Home / Jakarta

Kamis, 13 Maret 2025 - 17:55 WIB

“Pemerintah Menutup   praktik 343 Tempat Pemrosesan Akhir (TPA) open dumping mulai Maret ’25 ini”.

Sejumlah pemulung mencari barang bekas di tumpukan sampah di Tempat Pembuangan Sampah AKhir (TPA) Kawatuna, Palu, Sulawesi Tengah, Jumat (3/11/2023). | ANTARA FOTO/Basri Marzuki

Jakarta,Maret, Liputan Nusantara(LN). , Open dumping adalah metode yang dinilai lebih banyak memberikan dampak negatif dan membahayakan. Open dumping tidak lagi direkomendasikan karena kondisinya yang tidak lagi memenuhi syarat teknis suatu TPA sampah berdasarkan peraturan pemerintah.

Pemerintah melalui Kementerian Lingkungan Hidup berencana menghentikan operasional. Tempat Pemrosesan Akhir (TPA) yang menggunakan sistem open dumping karena dinilai dapat mencemari lingkungan. Menteri Lingkungan Hidup, Hanif Faisol Nurofiq, menyatakan bahwadari 500 TPA di Indonesia sedikitnya terdapat 300 TPA yang masih menggunakan sistem open dumping.

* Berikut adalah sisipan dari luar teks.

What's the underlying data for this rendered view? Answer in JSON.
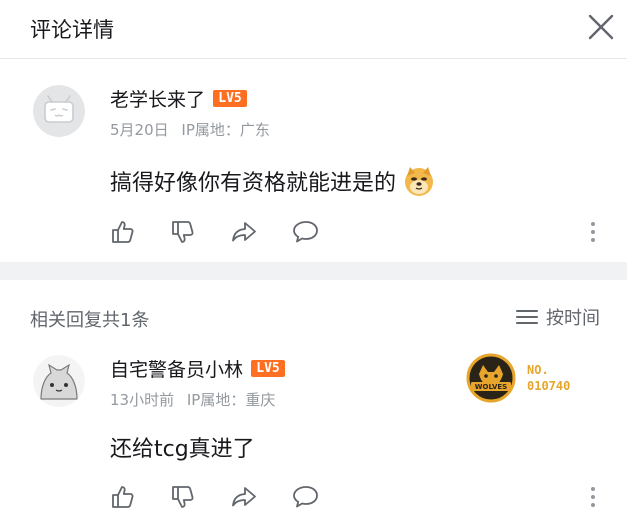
{
  "header": {
    "title": "评论详情",
    "close_icon": "close-icon"
  },
  "main_comment": {
    "username": "老学长来了",
    "level_badge": "LV5",
    "date": "5月20日",
    "ip": "IP属地：广东",
    "content": "搞得好像你有资格就能进是的",
    "emoji": "doge-emoji",
    "actions": [
      "like-icon",
      "dislike-icon",
      "share-icon",
      "comment-icon",
      "more-icon"
    ]
  },
  "related": {
    "title": "相关回复共1条",
    "sort_label": "按时间"
  },
  "reply": {
    "username": "自宅警备员小林",
    "level_badge": "LV5",
    "time": "13小时前",
    "ip": "IP属地：重庆",
    "content": "还给tcg真进了",
    "fan_medal": {
      "name": "WOLVES",
      "no_label": "NO.",
      "number": "010740"
    },
    "actions": [
      "like-icon",
      "dislike-icon",
      "share-icon",
      "comment-icon",
      "more-icon"
    ]
  },
  "colors": {
    "level_badge": "#ff6f22",
    "meta_text": "#9499a0",
    "medal_gold": "#e7a52b",
    "section_gap": "#f1f2f3"
  }
}
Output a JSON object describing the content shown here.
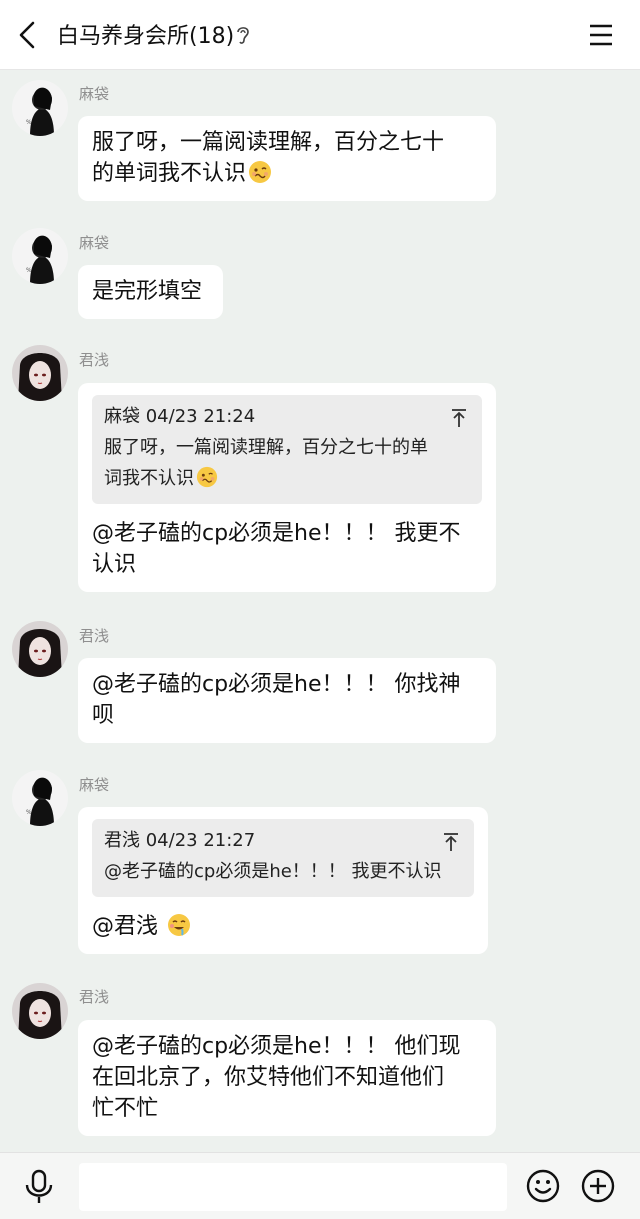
{
  "header": {
    "title": "白马养身会所(18)"
  },
  "messages": [
    {
      "sender": "麻袋",
      "text_lines": [
        "服了呀，一篇阅读理解，百分之七十",
        "的单词我不认识"
      ],
      "emoji": "woozy-face"
    },
    {
      "sender": "麻袋",
      "text_lines": [
        "是完形填空"
      ]
    },
    {
      "sender": "君浅",
      "quote": {
        "header": "麻袋 04/23 21:24",
        "lines": [
          "服了呀，一篇阅读理解，百分之七十的单",
          "词我不认识"
        ],
        "emoji": "woozy-face"
      },
      "text_lines": [
        "@老子磕的cp必须是he！！！ 我更不",
        "认识"
      ]
    },
    {
      "sender": "君浅",
      "text_lines": [
        "@老子磕的cp必须是he！！！ 你找神",
        "呗"
      ]
    },
    {
      "sender": "麻袋",
      "quote": {
        "header": "君浅 04/23 21:27",
        "lines": [
          "@老子磕的cp必须是he！！！ 我更不认识"
        ]
      },
      "text_lines": [
        "@君浅 "
      ],
      "emoji": "drooling-face"
    },
    {
      "sender": "君浅",
      "text_lines": [
        "@老子磕的cp必须是he！！！ 他们现",
        "在回北京了，你艾特他们不知道他们",
        "忙不忙"
      ]
    }
  ],
  "colors": {
    "background": "#edf1ee",
    "bubble": "#ffffff",
    "quote_bg": "#ececec",
    "sender_name": "#8f8f8f"
  },
  "icons": [
    "back-arrow-icon",
    "ear-icon",
    "menu-icon",
    "top-arrow-icon",
    "microphone-icon",
    "smiley-icon",
    "plus-circle-icon"
  ]
}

Beberapa di antaranya adalah TPA Cahaya Kencana Bangsa di Karang Intan Martapura, TPA Kaliwlingi di Kabupaten Brebes, TPA Cipayung di Kota Depok, dan TPA Muara Fajar di Kota Pekanbaru.

Menurut data Sistem Informasi Pengelolaan Sampah Nasional (SIPSN), jumlah timbunan sampah pada 2023 mencapai 39,7 juta ton per tahun.

Dari jumlah itu, sampah terkelola nasional baru mencapai 60,85 persen, dan masih terdapat 39,15 persen sampah di Indonesia yang belum terkelola dengan baik.

Open dumping adalah sistem pengelolaan sampah di mana sampah diratakan dan dibiarkan di tempat terbuka tanpa penutupan. Sistem ini dianggap sebagai metode pengelolaan sampah yang paling sederhana dan murah. Namun, berbagai penelitian menunjukkan sistem ini menimbulkan dampak negatif seperti pencemaran udara, pencemaran air, pencemaran tanah, dan menjadi sumber penyakit. Pengelolaan TPA dengan sistem open dumping juga sering menimbulkan kebakaran. Sampah yang menumpuk di TPA jika dibiarkan akan mengalami penguraian atau pembusukan dan akan menghasilkan gas metana (CH4) yang mudah terbakar

serta sumber emisi Gas Rumah Kaca (GRK) yang signifikan. Sepanjang tahun 2023, 14 TPA di Indonesia mengalami kebakaran dan di tahun 2024 ini setidaknya telah terjadi kebakaran di 6 TPA berbeda di Indonesia. Jika pengelolaan sampah dengan sistem open dumping ini terus dilakukan tanpa ada perbaikan, maka 5 hingga 10 tahun ke depan Indonesia akan mengalami  darurat TPA dikarenakan overload dan masa pakainya yang habis, sedangkan lokasi pengganti akan sulit didapatkan karena lahan yang terbatas dan penolakan dari masyarakat sekitar.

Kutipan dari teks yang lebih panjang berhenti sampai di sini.